Ildikó Várnagy: Signs

27. May, 1999 – 27. June
When
27. May, 1999 – 27. June

In a sign we try to surpass ourselves while creating an illusion of eternal life, we do not make things abstract through it but we create existence, we die in it while we aim at resurrection. A sign is the death of an image, the mummification of a sight, the suspension of the fluidity of nature on behalf of man, a rite to imitate the infinity of the divine. A sign sets boundaries, the terrain for domesticating the boundless. Play is missing from signs because it would disappear from them. Signs cannot be kidded with. Signs are the freedom and the binds of the collective for the sake of the safety of the individual. Their sensuality is merely an illusion, in fact they are condensed abstractions.
What else can we say of signs? We can say anything only with words and words are not signs since you can tell a lie with words. Signs pass conscious, human messages just like words but they cannot be misunderstood while with words you can play around, and misinterpret and distort something. Signs carry permanence while words carry eternal and flowing change. ln a sign the whole culture of a community is condensed, the word being its tool the same way as the individual uses culture in concrete situations. We can write about a work of art with words and its title is also a word. The title which is supposed to trigger a train of thoughts or put in a different way it wants to give meaning to the work of art. It does this in and individual way through trial no matter how general the concept, the tool of which it is, is.
This tension between the word, the title and the work of art, the sign is particularly true for Ildikó Várnagy's art. When looking at her signs we can feel that something is being born, we can see the first trace of the hoe in the universe knowing that something is going to grow in its place. There is order in our thoughts which gets concentrated for a second to test the world. Lines, circles and motives are trying to find their appropriate proportions under sensitively feeling fingers, the way the man of prehistory shaped the outlines, drawings of his objects so that he can strengthen his place in the universe which he wanted to overcome while unawares he was placing the fundaments for future, more complex cultures.
Ildikó Várnagy consistently follows a different path.

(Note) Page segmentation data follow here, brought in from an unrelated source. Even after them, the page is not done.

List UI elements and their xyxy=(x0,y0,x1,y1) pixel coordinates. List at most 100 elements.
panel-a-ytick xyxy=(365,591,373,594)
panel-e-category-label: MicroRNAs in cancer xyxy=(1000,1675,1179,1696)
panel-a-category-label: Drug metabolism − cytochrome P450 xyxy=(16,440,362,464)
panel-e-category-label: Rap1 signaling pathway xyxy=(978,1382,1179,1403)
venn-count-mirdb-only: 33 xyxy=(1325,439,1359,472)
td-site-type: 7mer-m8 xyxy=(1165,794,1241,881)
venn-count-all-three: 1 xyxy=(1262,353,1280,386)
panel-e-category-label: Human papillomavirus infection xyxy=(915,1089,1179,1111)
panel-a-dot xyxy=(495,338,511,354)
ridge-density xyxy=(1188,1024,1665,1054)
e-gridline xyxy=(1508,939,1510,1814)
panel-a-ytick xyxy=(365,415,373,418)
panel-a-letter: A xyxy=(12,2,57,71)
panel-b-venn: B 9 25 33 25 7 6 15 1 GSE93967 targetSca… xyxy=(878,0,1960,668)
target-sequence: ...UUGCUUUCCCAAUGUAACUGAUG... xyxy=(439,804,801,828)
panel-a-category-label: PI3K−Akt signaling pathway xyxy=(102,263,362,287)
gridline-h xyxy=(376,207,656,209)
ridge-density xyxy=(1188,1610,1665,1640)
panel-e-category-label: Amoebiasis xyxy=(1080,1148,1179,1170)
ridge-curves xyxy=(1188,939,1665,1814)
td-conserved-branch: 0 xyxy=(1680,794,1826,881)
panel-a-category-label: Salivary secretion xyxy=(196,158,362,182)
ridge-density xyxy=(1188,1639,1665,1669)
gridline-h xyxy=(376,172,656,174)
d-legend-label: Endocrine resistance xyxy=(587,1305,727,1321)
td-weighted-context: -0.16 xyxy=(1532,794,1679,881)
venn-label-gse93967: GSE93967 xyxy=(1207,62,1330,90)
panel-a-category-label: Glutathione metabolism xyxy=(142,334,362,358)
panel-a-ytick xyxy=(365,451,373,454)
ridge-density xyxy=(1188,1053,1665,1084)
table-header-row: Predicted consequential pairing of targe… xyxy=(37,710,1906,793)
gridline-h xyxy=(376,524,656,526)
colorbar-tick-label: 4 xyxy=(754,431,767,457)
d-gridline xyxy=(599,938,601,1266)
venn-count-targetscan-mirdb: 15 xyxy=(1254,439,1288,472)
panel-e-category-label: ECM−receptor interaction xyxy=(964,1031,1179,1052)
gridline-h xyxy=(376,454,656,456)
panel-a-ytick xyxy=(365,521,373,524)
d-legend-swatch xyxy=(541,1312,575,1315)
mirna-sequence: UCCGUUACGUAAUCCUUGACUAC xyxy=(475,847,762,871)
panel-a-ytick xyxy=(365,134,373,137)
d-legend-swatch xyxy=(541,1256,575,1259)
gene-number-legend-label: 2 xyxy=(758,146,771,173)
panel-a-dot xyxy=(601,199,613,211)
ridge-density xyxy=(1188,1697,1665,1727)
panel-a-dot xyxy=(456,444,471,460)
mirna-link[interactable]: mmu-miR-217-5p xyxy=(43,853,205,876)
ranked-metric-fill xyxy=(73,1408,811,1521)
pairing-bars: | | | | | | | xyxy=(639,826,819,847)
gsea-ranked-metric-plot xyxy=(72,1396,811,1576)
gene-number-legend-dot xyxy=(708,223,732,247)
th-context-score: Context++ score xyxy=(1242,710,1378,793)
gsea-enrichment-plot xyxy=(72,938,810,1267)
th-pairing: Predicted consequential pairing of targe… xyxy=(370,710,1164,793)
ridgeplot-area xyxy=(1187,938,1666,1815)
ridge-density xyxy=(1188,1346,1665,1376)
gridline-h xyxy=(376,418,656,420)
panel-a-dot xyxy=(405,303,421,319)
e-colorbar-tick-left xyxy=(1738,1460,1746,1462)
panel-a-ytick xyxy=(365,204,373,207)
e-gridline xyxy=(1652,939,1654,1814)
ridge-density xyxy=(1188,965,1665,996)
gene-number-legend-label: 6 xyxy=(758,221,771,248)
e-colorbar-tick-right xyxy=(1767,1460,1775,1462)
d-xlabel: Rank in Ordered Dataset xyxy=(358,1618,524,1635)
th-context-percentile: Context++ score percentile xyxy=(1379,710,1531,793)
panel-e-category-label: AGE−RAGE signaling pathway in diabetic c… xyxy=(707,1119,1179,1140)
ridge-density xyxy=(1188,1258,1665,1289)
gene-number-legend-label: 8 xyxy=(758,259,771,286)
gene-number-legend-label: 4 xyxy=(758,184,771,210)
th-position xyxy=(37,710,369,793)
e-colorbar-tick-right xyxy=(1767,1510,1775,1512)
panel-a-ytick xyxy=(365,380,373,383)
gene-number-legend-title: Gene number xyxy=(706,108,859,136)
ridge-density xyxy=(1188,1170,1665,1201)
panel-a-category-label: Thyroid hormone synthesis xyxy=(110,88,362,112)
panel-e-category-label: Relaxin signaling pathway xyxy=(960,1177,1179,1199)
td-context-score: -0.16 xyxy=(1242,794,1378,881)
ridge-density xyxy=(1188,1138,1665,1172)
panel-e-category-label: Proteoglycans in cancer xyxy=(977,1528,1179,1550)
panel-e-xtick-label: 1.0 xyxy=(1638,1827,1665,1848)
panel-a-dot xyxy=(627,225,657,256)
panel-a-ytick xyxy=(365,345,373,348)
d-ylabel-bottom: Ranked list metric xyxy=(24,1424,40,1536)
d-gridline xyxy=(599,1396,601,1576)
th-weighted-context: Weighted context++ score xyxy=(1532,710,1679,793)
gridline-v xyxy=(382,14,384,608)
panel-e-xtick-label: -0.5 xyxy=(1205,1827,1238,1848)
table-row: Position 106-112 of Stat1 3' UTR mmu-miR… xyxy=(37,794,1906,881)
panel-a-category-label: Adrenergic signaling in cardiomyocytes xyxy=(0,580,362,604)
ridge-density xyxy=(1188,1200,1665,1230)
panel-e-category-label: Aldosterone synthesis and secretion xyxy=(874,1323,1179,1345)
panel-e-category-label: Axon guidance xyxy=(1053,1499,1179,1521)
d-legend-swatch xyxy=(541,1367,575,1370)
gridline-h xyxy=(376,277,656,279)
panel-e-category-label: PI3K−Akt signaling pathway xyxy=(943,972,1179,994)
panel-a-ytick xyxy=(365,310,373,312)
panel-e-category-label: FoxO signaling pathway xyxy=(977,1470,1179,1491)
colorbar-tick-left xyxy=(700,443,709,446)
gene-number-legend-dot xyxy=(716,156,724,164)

Her work consists of signs, unlike the mechanical signs or "traffic signs" of our modern world. In her signs organic-archaic meanings are gathered. They are organic in a sense that there is the dynamism of life being born in them. They stick into the universe with sharp- edged pain or they round it off to be like a womb pulsating happiness. These signs or pieces of work are archaic to the extent that they bring the most ancient subconscious part of our excited modern consciousness onto the surface in form of symbols and motives which have accompanied humanity on its way cutting through the bush of the universe, which have helped man in his track and which has allowed us to be here now.
We can feel all this if we are merely looking at Ildikó Várnagy' s signs and pieces of work without inquiring after their titles. If we read the titles then the fertile tension we have previously been talking about arises. All of a sudden the titles and the words start to direct and reconnect us to our modern world, to the present moment reminding us of the tormenting need to understand first of all ourselves if we do not want to get lost in the computer-universe of our present day which is training and leading us with electrical shocks.